When Kornilov was appointed Supreme Commander, General Headquarters decided to form St. George battalions on a wide scale. On August 12, Kornilov instructed the Commander-in-Chief of the various fronts to form a reserve St. George Infantry Regiment on each front. St. George Regiments were stationed in Pskov, Minsk, Kiev and Odessa and were combined into one brigade, the commander of which was directly subordinate to General Kornilov. The headquarters of the brigade were located in Moghilev.
Like the shock battalions, the St. George Battalions were created to combat revolution. The battalion stationed in Moghilev took part in the Kornilov revolt, a number of other battalions were sent against the revolution in the decisive days of the October Revolution, while the Kiev St. George Battalion made its way to the Don, where, together with the Kornilov Regiment, it formed the nucleus of the Volunteer Army.
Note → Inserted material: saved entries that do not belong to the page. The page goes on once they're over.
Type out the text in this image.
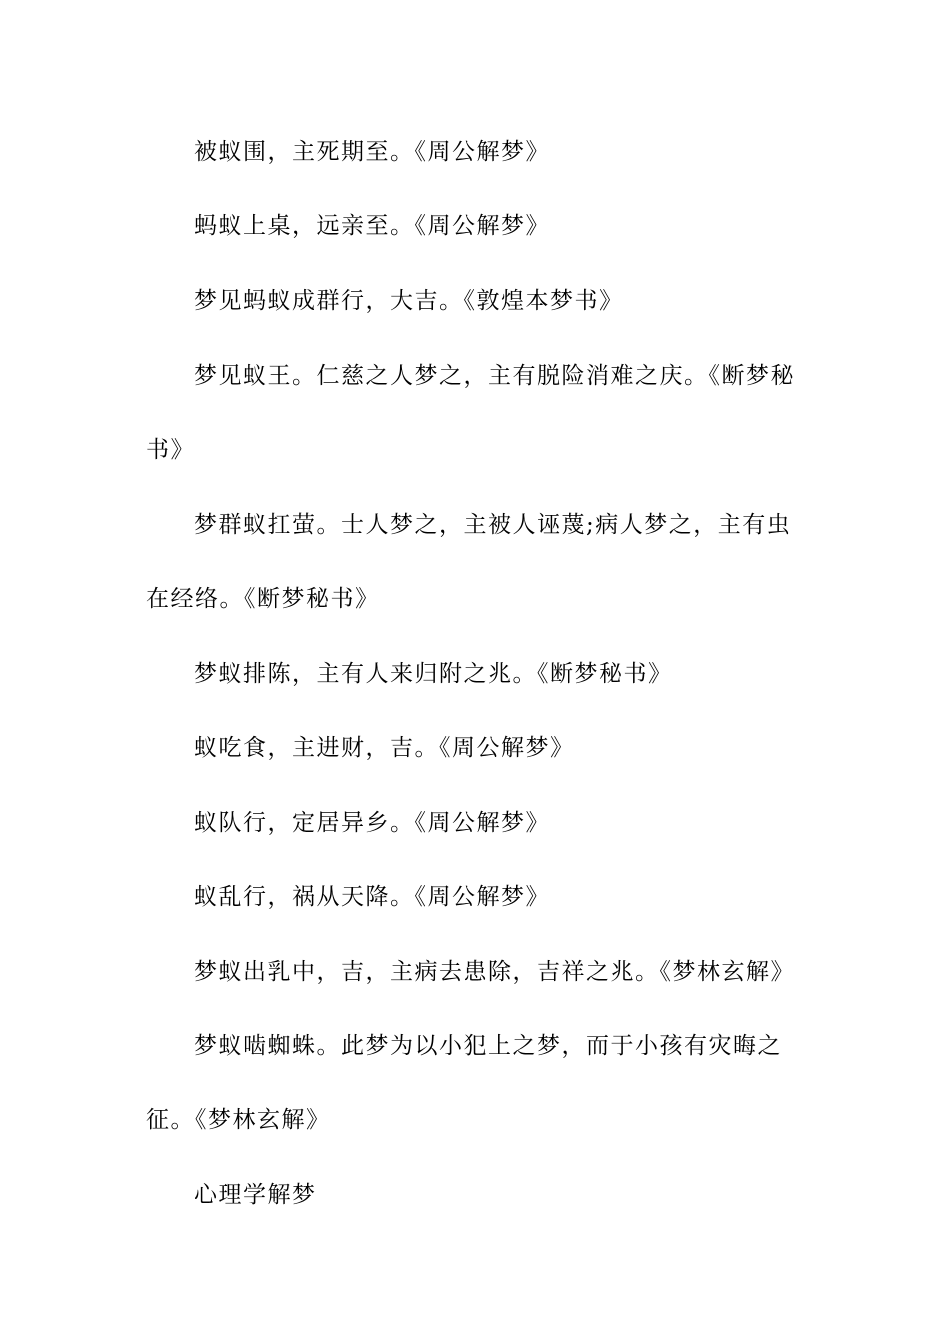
被蚁围，主死期至。《周公解梦》

蚂蚁上桌，远亲至。《周公解梦》

梦见蚂蚁成群行，大吉。《敦煌本梦书》

梦见蚁王。仁慈之人梦之，主有脱险消难之庆。《断梦秘书》

梦群蚁扛萤。士人梦之，主被人诬蔑;病人梦之，主有虫在经络。《断梦秘书》

梦蚁排陈，主有人来归附之兆。《断梦秘书》

蚁吃食，主进财，吉。《周公解梦》

蚁队行，定居异乡。《周公解梦》

蚁乱行，祸从天降。《周公解梦》

梦蚁出乳中，吉，主病去患除，吉祥之兆。《梦林玄解》

梦蚁啮蜘蛛。此梦为以小犯上之梦，而于小孩有灾晦之征。《梦林玄解》

心理学解梦
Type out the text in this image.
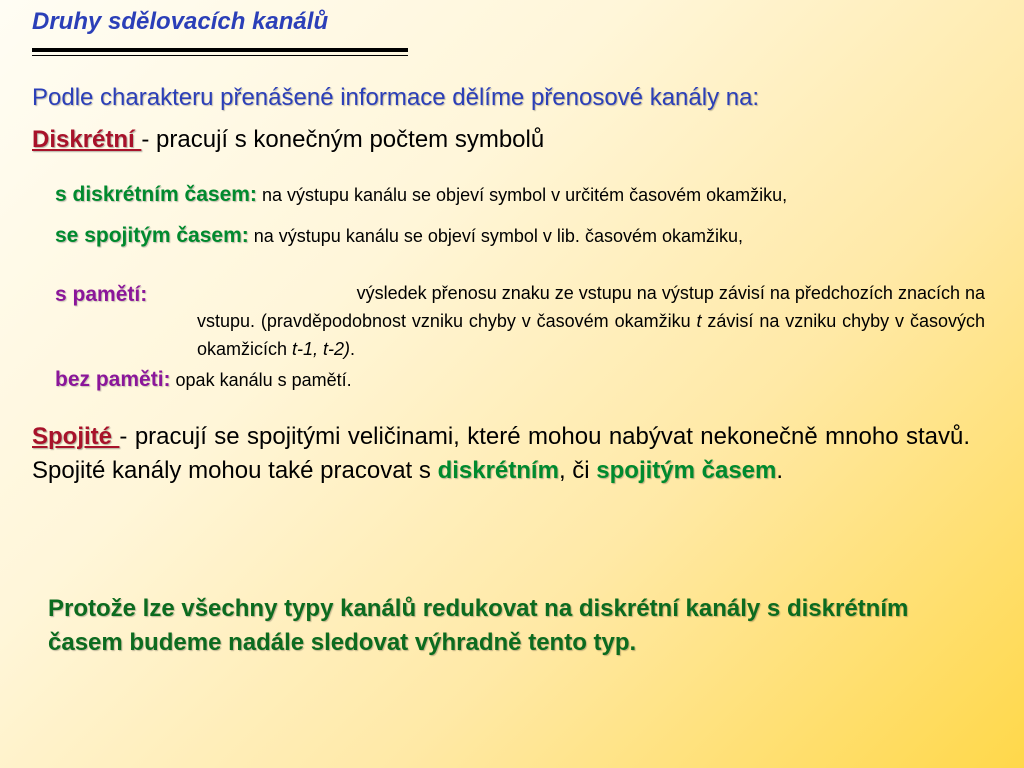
Druhy sdělovacích kanálů
Podle charakteru přenášené informace dělíme přenosové kanály na:
Diskrétní - pracují s konečným počtem symbolů
s diskrétním časem: na výstupu kanálu se objeví symbol v určitém časovém okamžiku,
se spojitým časem: na výstupu kanálu se objeví symbol v lib. časovém okamžiku,
s pamětí:	výsledek přenosu znaku ze vstupu na výstup závisí na předchozích znacích na
vstupu. (pravděpodobnost vzniku chyby v časovém okamžiku t závisí na vzniku chyby v časových okamžicích t-1, t-2).
bez paměti: opak kanálu s pamětí.
Spojité - pracují se spojitými veličinami, které mohou nabývat nekonečně mnoho stavů. Spojité kanály mohou také pracovat s diskrétním, či spojitým časem.
Protože lze všechny typy kanálů redukovat na diskrétní kanály s diskrétním časem budeme nadále sledovat výhradně tento typ.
In their endeavours to muster a force against the revolution, the bourgeoisie and the social-compromisers even tried to form shock battalions of wounded soldiers and of women. A Women’s Alliance for Assisting the Fatherland was formed in Petrograd in June. It appealed to women to form “death battalions” for active service at the front. The bourgeois press took up the appeal and launched an energetic campaign on its behalf. About 300 women enrolled in the battalions in the first month. Kerensky’s wife announced that she was leaving for the front as a nurse.
But the hullabaloo over the “women’s death battalions” soon subsided, because their direct military value was insignificant. Neither the support of the bourgeois press and of the General Staff, nor the participation of prominent counter-revolutionaries in the movement were of any avail. All that resulted from the movement was the formation of a single women’s battalion, and on October 17 the Supreme Directorate of the General Staff gave orders to discontinue the recruiting of women and to disband the detachments already formed.
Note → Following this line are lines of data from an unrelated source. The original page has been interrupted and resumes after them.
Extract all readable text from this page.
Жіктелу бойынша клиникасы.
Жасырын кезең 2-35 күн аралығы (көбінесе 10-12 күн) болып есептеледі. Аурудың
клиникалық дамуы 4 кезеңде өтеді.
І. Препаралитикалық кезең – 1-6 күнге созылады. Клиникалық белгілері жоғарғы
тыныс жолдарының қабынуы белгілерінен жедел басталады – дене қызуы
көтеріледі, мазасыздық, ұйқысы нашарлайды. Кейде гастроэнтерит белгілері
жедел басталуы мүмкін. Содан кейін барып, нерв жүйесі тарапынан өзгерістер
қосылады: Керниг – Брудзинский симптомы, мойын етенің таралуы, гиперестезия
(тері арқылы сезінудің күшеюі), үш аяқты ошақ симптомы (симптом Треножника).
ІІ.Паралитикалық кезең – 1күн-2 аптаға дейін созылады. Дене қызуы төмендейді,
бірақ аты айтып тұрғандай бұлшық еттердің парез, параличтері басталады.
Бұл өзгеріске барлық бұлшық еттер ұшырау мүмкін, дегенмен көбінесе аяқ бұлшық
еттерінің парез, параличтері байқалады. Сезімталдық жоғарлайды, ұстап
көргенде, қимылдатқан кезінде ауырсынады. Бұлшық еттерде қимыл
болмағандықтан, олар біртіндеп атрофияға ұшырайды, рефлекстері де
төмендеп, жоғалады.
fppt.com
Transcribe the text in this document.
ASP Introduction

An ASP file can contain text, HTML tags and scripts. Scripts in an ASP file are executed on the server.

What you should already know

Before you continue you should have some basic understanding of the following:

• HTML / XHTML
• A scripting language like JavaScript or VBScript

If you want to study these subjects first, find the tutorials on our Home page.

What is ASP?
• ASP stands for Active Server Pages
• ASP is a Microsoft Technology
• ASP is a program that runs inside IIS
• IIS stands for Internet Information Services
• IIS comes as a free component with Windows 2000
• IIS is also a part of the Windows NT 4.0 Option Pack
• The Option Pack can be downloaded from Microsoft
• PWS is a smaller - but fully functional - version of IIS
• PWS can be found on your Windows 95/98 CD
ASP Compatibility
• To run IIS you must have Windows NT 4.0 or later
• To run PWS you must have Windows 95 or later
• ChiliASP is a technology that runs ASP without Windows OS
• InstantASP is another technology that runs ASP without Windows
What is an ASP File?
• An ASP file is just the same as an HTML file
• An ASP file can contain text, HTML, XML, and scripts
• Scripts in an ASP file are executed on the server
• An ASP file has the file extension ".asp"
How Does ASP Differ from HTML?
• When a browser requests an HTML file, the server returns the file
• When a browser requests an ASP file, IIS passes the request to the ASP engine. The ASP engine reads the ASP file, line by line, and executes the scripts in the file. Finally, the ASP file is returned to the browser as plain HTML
The only women’s battalion formed never reached the front, where a few small women’s squads operated, and that not very successfully. On the other hand, it took part in the defence of the Winter Palace during the October Revolution.
The formation of battalions and regiments of wounded soldiers, or disabled warriors, as they styled themselves, proceeded with less fuss, but with no better success.
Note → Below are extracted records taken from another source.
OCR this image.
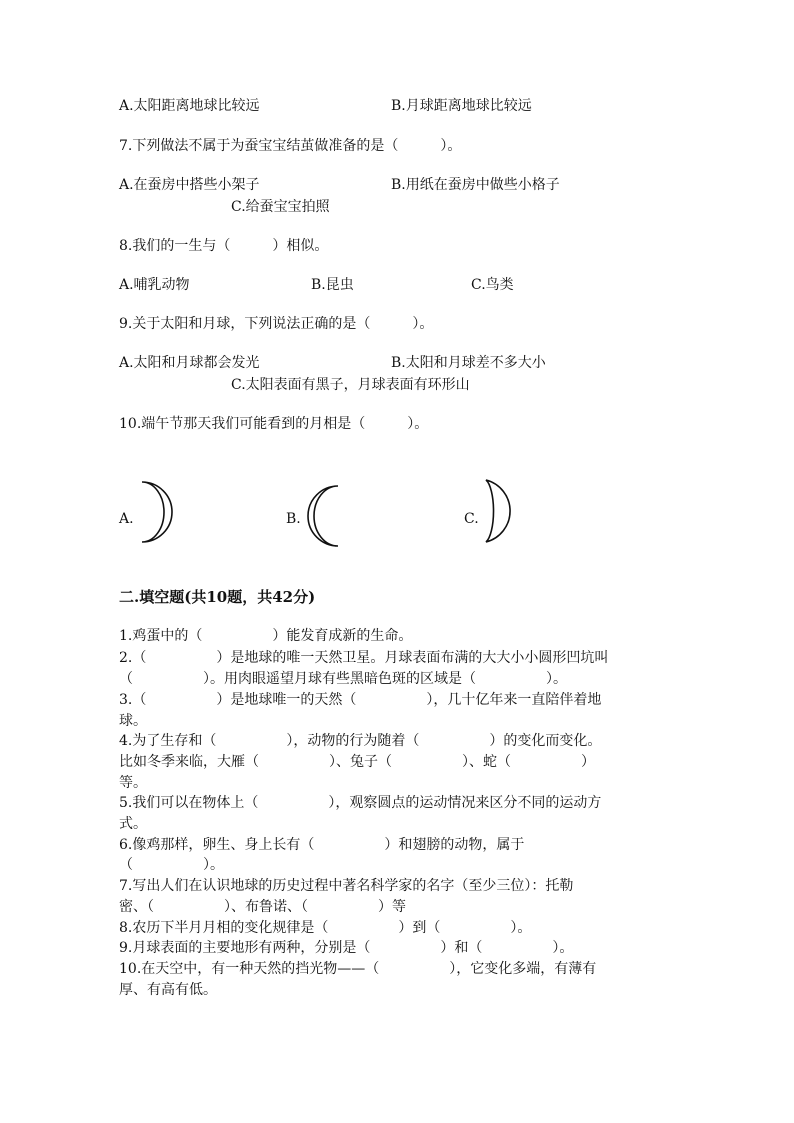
A.太阳距离地球比较远	B.月球距离地球比较远
7.下列做法不属于为蚕宝宝结茧做准备的是（　　　）。
A.在蚕房中搭些小架子	B.用纸在蚕房中做些小格子
C.给蚕宝宝拍照
8.我们的一生与（　　　）相似。
A.哺乳动物	B.昆虫	C.鸟类
9.关于太阳和月球，下列说法正确的是（　　　）。
A.太阳和月球都会发光	B.太阳和月球差不多大小
C.太阳表面有黑子，月球表面有环形山
10.端午节那天我们可能看到的月相是（　　　）。
A.	B.	C.
二.填空题(共10题，共42分)
1.鸡蛋中的（　　　　　）能发育成新的生命。
2.（　　　　　）是地球的唯一天然卫星。月球表面布满的大大小小圆形凹坑叫
（　　　　　）。用肉眼遥望月球有些黑暗色斑的区域是（　　　　　）。
3.（　　　　　）是地球唯一的天然（　　　　　），几十亿年来一直陪伴着地
球。
4.为了生存和（　　　　　），动物的行为随着（　　　　　）的变化而变化。
比如冬季来临，大雁（　　　　　）、兔子（　　　　　）、蛇（　　　　　）
等。
5.我们可以在物体上（　　　　　），观察圆点的运动情况来区分不同的运动方
式。
6.像鸡那样，卵生、身上长有（　　　　　）和翅膀的动物，属于
（　　　　　）。
7.写出人们在认识地球的历史过程中著名科学家的名字（至少三位）：托勒
密、（　　　　　）、布鲁诺、（　　　　　）等
8.农历下半月月相的变化规律是（　　　　　）到（　　　　　）。
9.月球表面的主要地形有两种，分别是（　　　　　）和（　　　　　）。
10.在天空中，有一种天然的挡光物——（　　　　　），它变化多端，有薄有
厚、有高有低。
A few squads were formed. They took very little part in the fighting at the front, but, on the other hand, were made extensive use of by the counter-revolutionaries in the interior of the country.
[1] I. I. Vasilyev, “The Insurrection of July 1917,” Manuscript Records of the History of the Civil War, No. 1389.
[2] Central Archives of Military History, Records of General Headquarters of the Caucasian Front, File No. 2075, folios 152-55.
[3] Central Archives, Disintegration of the Army in 1917, Moscow, 1925, p. 64.
[4] Ibid., p. 66.
[5] Central Archives, Disintegration of the Army in 1917, Moscow, 1925, p. 74.
[6] Central Archives of Military History, Records of General Headquarters of the Supreme Commander—General-Quartermaster’s Department.
[7] Central Archives of Military History, Records of General Headquarters of the Supreme Commander—Adjutant-General’s Office, File No. 76-086, folio 208.
[8] Central Archives of Military History, Records of General Headquarters of the Supreme Commander—The Coup d’État, and the State of the Army in Connection with the Coup, File No. 812, folio 73.
[9] Central Archives of Military History, Records of General Headquarters of the Northern Front, File No. 222-917, folio 196.
[10] Central Archives of Military History, Records of General Headquarters of the Northern Front, File No. 224-314, folio 268.